Negotiating release windows with exhibitors has always been a challenge for distributors, who are scared that the download-at-home option would deter customers. Sony’s decision to release The Interview online last Christmas resulted in the boycotting of several major chains, leaving the movie to enjoy a limited theatrical release before generated record digital revenue. Netflix, meanwhile, is increasingly stepping into the day-and-date sector, with a Crouching Tiger, Hidden Dragon sequel (pictured above) set for simultaneous release on the SVOD site and cinemas in August. With big chains giving Netflix the cold shoulder, the streaming company has made a deal with IMAX cinemas instead.
Cinemas should harbour a slight concern, suggests the RBC study: asked whether they would see a film in cinemas if it were released on VOD within 90 days, 59 per cent of respondents said it would have no impact on their decision. 24 per cent, though, said that they would be “somewhat less likely” to see the film in cinemas, while 17 per cent said they were “significantly less likely” to pick the big screen.
The appeal of the big screen has increasingly relied upon tentpole movies to drive audiences, something that cinemas have partly embraced by stepping up the cost and size of food and drink available, as well as increasing the comfiness and size of the seats and teaming up with theatres and sports to create limited events.
More than 40 per cent of respondents told RBC that they would be more interested in going to the cinema if full meals were served, while 1 in 3 said they would visit if alcohol were served. (Indeed, a number of UK cinema chains serve alcohol on the premises, with some independent theatres allowing customers to take beverages into the screen.)
60 per cent of respondents said they had visited a cinema with premium seats, with 38 per cent saying premium seats made them want to go to the movies more. 39 per cent, meanwhile, said they were interested in live sporting events on the big screen.

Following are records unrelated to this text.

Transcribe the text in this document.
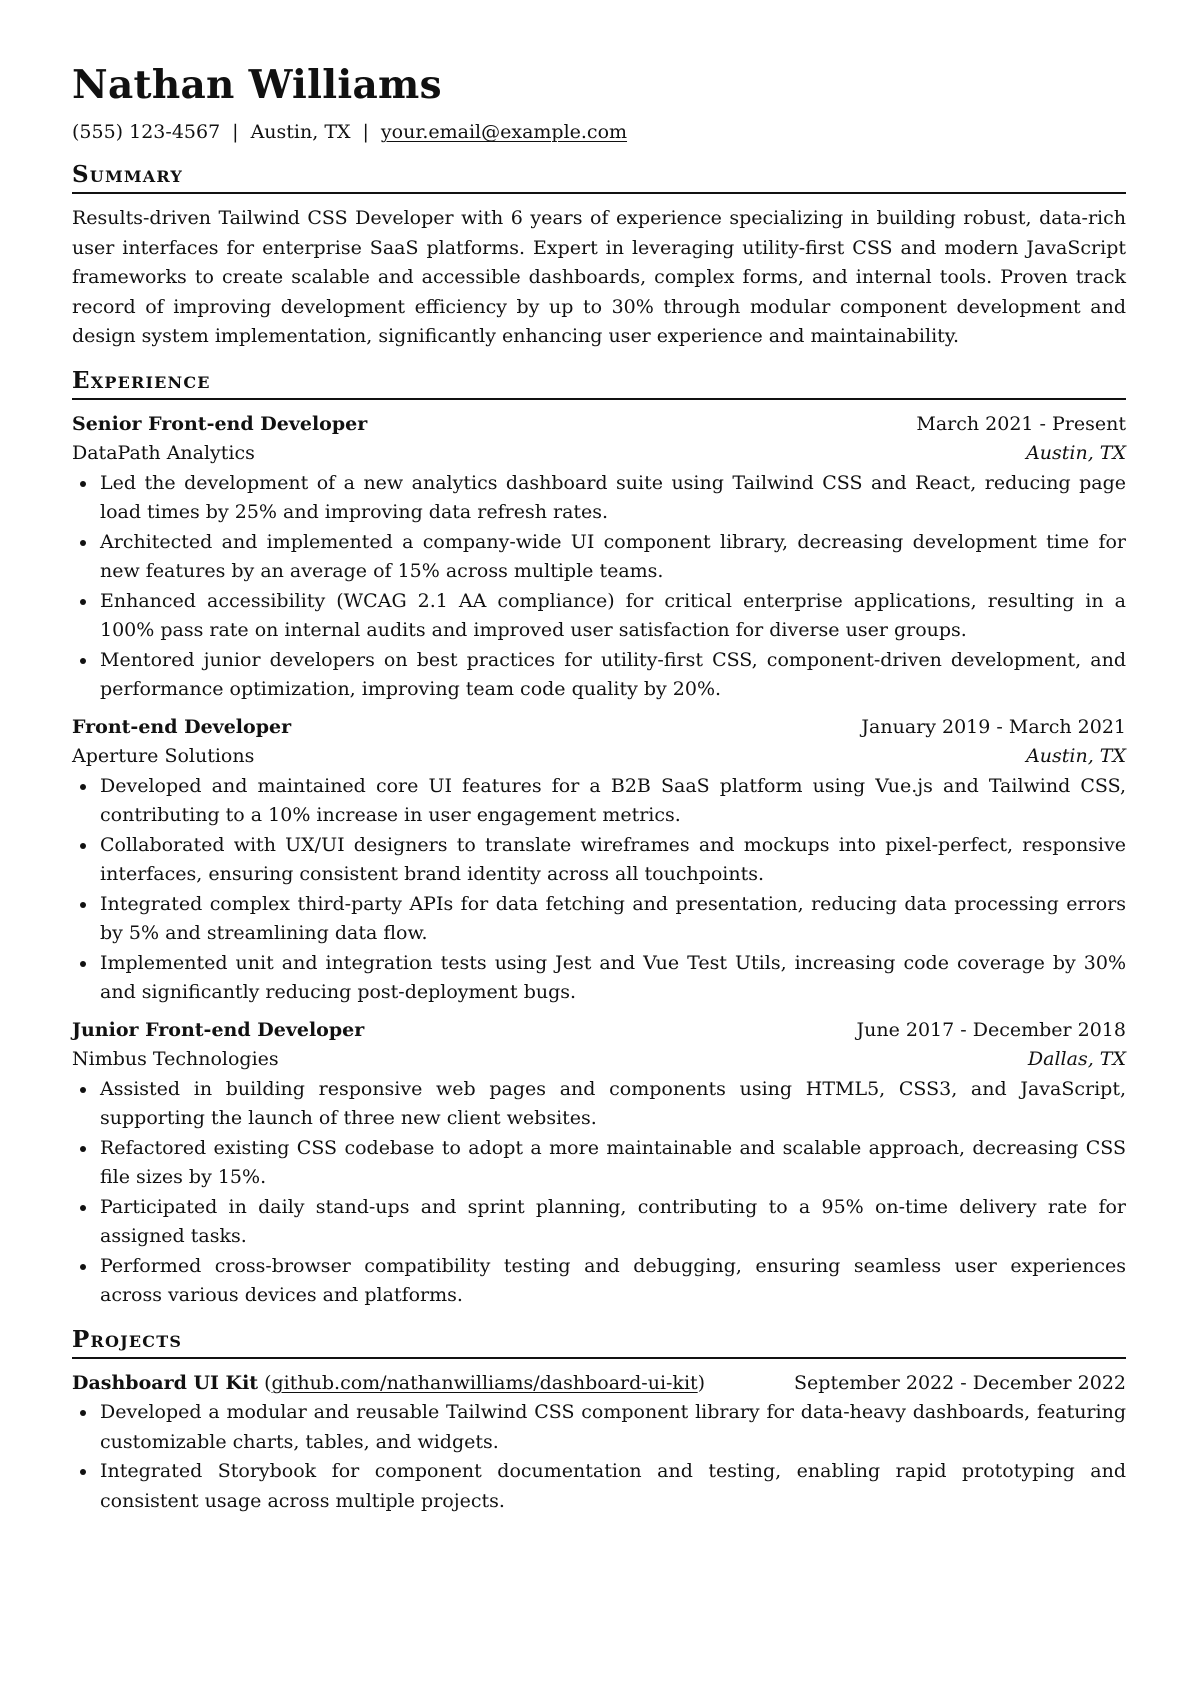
Nathan Williams
(555) 123-4567 | Austin, TX | your.email@example.com
Summary

Results-driven Tailwind CSS Developer with 6 years of experience specializing in building robust, data-rich user interfaces for enterprise SaaS platforms. Expert in leveraging utility-first CSS and modern JavaScript frameworks to create scalable and accessible dashboards, complex forms, and internal tools. Proven track record of improving development efficiency by up to 30% through modular component development and design system implementation, significantly enhancing user experience and maintainability.

Experience
Senior Front-end Developer	March 2021 - Present
DataPath Analytics	Austin, TX
Led the development of a new analytics dashboard suite using Tailwind CSS and React, reducing page load times by 25% and improving data refresh rates.
Architected and implemented a company-wide UI component library, decreasing development time for new features by an average of 15% across multiple teams.
Enhanced accessibility (WCAG 2.1 AA compliance) for critical enterprise applications, resulting in a 100% pass rate on internal audits and improved user satisfaction for diverse user groups.
Mentored junior developers on best practices for utility-first CSS, component-driven development, and performance optimization, improving team code quality by 20%.
Front-end Developer	January 2019 - March 2021
Aperture Solutions	Austin, TX
Developed and maintained core UI features for a B2B SaaS platform using Vue.js and Tailwind CSS, contributing to a 10% increase in user engagement metrics.
Collaborated with UX/UI designers to translate wireframes and mockups into pixel-perfect, responsive interfaces, ensuring consistent brand identity across all touchpoints.
Integrated complex third-party APIs for data fetching and presentation, reducing data processing errors by 5% and streamlining data flow.
Implemented unit and integration tests using Jest and Vue Test Utils, increasing code coverage by 30% and significantly reducing post-deployment bugs.
Junior Front-end Developer	June 2017 - December 2018
Nimbus Technologies	Dallas, TX
Assisted in building responsive web pages and components using HTML5, CSS3, and JavaScript, supporting the launch of three new client websites.
Refactored existing CSS codebase to adopt a more maintainable and scalable approach, decreasing CSS file sizes by 15%.
Participated in daily stand-ups and sprint planning, contributing to a 95% on-time delivery rate for assigned tasks.
Performed cross-browser compatibility testing and debugging, ensuring seamless user experiences across various devices and platforms.
Projects
Dashboard UI Kit (github.com/nathanwilliams/dashboard-ui-kit)	September 2022 - December 2022
Developed a modular and reusable Tailwind CSS component library for data-heavy dashboards, featuring customizable charts, tables, and widgets.
Integrated Storybook for component documentation and testing, enabling rapid prototyping and consistent usage across multiple projects.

Meanwhile, in the home entertainment world, the pricing for VOD has settled on a rough standard, with rentals costing approximately £2.49 to £3.49 and purchases costing around £9.99 to £13.99. Prices for premium VOD releases are often higher at £5.99 for a rental. Curzon Home Cinema, which regularly releases movies day-and-date from both its own label and from distributors such as Soda Pictures, usually charges £10 to rent its own releases – equivalent to a cinema ticket in Curzon’s theatres – and £6 for other distributors’ titles. As titles become older on all VOD platforms, prices tend to decrease.